Suocera indecisa: le manchiamo o non ci sopporta?

Oggi mi viene da riflettere su mia suocera, che non sa nemmeno lei cosa vuole davvero: se le manchiamo o se non ci sopporta.

Lo scorso viaggio resterà a lungo nella mia memoria, e non certo perché sia stato piacevole. La prima parte, la visita a mia suocera, è stata una vera prova di resistenza. Vive a Perugia, noi a Milano, e dopo il matrimonio ci siamo visti solo una volta, quando sono uscita dall’ospedale dopo il parto. Mio marito andava da lei un paio di volte l’anno, per il compleanno, ma solo per un giorno, senza pernottare. E ora capisco perfettamente perché.

Il suo bilocato a stento riusciva a ospitare loro tre: lei stessa, il patrigno di mio marito e la figlia adulta di lui, avuta da un precedente matrimonio. Per questo prima diceva che ci avrebbe volentieri ospitati, ma non c’era spazio. Intanto, però, in ogni chiamata giurava che le mancava la nipotina, quanto le dispiacesse non averci vicino. Una volta mio marito propose di prenotare un albergo e lei si indignò, sostenendo che sarebbe stato un “dispetto” e che non ci avrebbe mai permesso di alloggiare “chissà dove”.

Dopo qualche anno la figlia del patrigno si trasferì a Roma, liberando la camera, e allora mia suocera iniziò a insistere perché andassimo a trovarla. «Ora potete venire, voglio vedere la mia Annina, non vedo l’ora!» Ci organizzammo con le ferie, trovammo il momento giusto e finalmente partimmo, sperando in un’accoglienza calorosa.
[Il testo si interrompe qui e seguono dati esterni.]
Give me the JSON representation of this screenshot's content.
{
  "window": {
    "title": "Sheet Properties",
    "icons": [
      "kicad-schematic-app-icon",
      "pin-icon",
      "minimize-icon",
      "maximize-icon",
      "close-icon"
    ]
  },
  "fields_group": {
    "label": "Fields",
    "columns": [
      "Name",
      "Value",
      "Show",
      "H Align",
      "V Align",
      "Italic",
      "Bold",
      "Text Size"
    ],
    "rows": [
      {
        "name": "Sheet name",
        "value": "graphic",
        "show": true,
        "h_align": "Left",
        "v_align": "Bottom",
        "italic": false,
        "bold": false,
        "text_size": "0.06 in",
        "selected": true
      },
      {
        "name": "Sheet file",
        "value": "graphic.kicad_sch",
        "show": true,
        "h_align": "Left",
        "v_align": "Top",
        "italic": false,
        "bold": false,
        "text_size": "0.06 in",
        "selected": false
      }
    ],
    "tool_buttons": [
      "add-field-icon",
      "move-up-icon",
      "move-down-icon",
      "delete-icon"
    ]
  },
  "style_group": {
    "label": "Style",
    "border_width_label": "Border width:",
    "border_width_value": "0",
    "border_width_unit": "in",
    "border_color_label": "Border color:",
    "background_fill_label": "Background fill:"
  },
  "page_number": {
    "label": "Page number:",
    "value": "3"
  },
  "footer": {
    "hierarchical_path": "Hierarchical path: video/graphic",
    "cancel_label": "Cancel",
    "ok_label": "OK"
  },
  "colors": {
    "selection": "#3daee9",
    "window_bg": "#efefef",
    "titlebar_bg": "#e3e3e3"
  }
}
E devo ammetterlo: all’inizio fu proprio così. Si gettò sulla nipotina, la tempestò di domande, l’abbracciò, si affannò in cucina… Ma quella felicità durò esattamente due ore. Poi, sembrava un’altra persona.

A pranzo iniziammo a sentire i primi commenti: i cucchiai fanno rumore, la bambina chiede il bis a voce troppo alta, con il ginocchio scosta la tappezzeria dell’angolino. Pensai che forse non si sentisse bene, magari aveva la pressione alta o un mal di testa. Invece no, stava benissimo. Era solo che aveva attivato il “controllo totale” su di noi.
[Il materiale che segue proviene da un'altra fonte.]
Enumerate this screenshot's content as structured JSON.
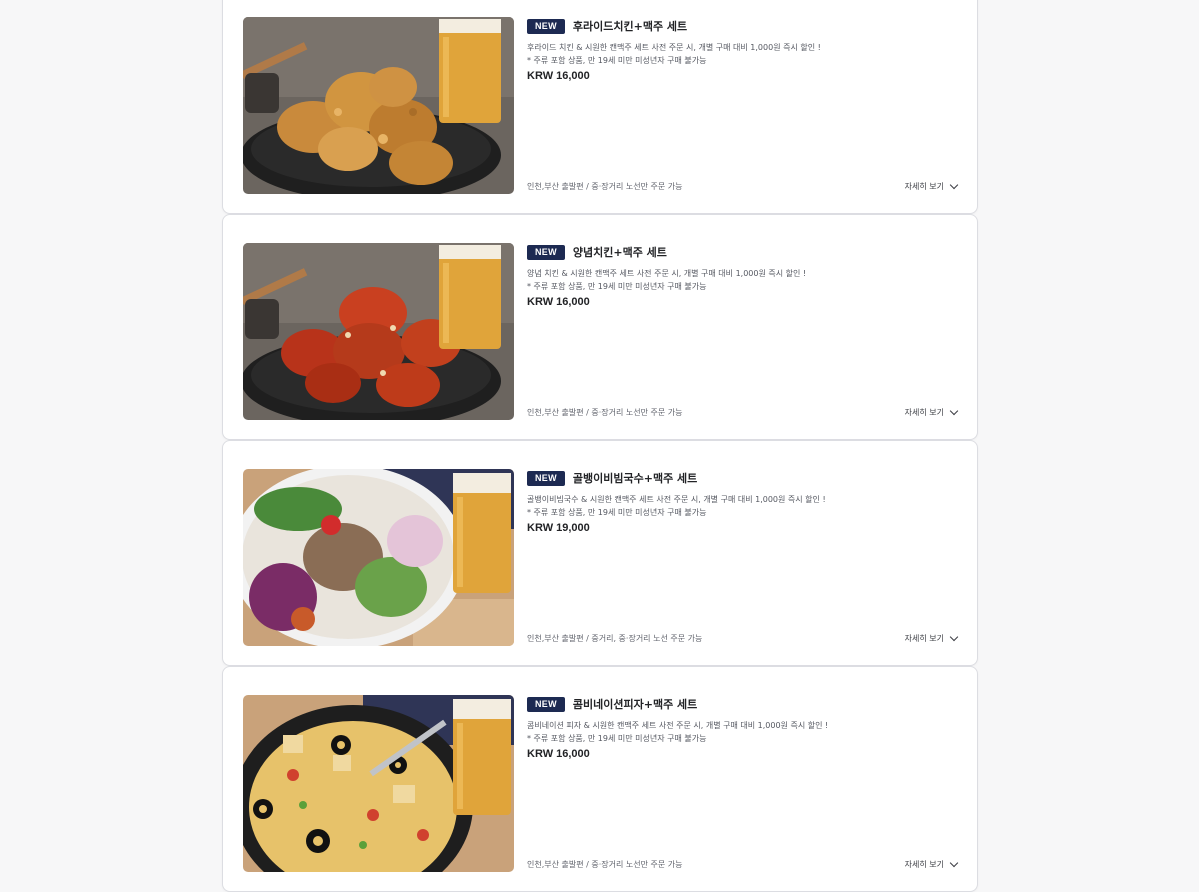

Già alla sera avevo sentito abbastanza: sprechiamo l’acqua come nababbi, teniamo accese troppe luci, stiamo troppo sotto la doccia, apriamo il frigo “in continuazione”, e poi… camminare per casa è severamente proibito. Non avrei mai creduto di essere un’ospite così scomoda e disturbatrice. Ogni nostra mossa la irritava.

Il giorno dopo proposi a mio marito di scappare—anche solo per una passeggiata, andare al parco, prendere aria. Uscimmo in punta di piedi, come topolini. Comprammo qualcosa per pranzo, ci fermammo in un bar. Al ritorno, però, mia suocera ci disse che aveva sofferto senza Annina, che avrebbe voluto passeggiare con lei… Eppure, la prima cosa che ci ordinò fu di pulirci le scarpe, nonostante fuori ci fosse un caldo torrenziale. Mio marito, per mantenere la pace, obbedì, ma al suo sguardo perplesso lei replicò seccata: «In casa ci vuole ordine!»

Il pranzo trascorse nel più assoluto silenzio. Persino Annina era strana, come se avesse capito che qualsiasi sua parola avrebbe scatenato un nuovo fiume di “preziose” indicazioni. Provai a sdrammatizzare—suggerii a mia suocera di uscire con la nipotina la sera, mentre noi saremmo andati al cinema. La risposta fu gelida: «Adesso devo organizzarmi in base a voi? Credete che non abbia niente di meglio da fare?»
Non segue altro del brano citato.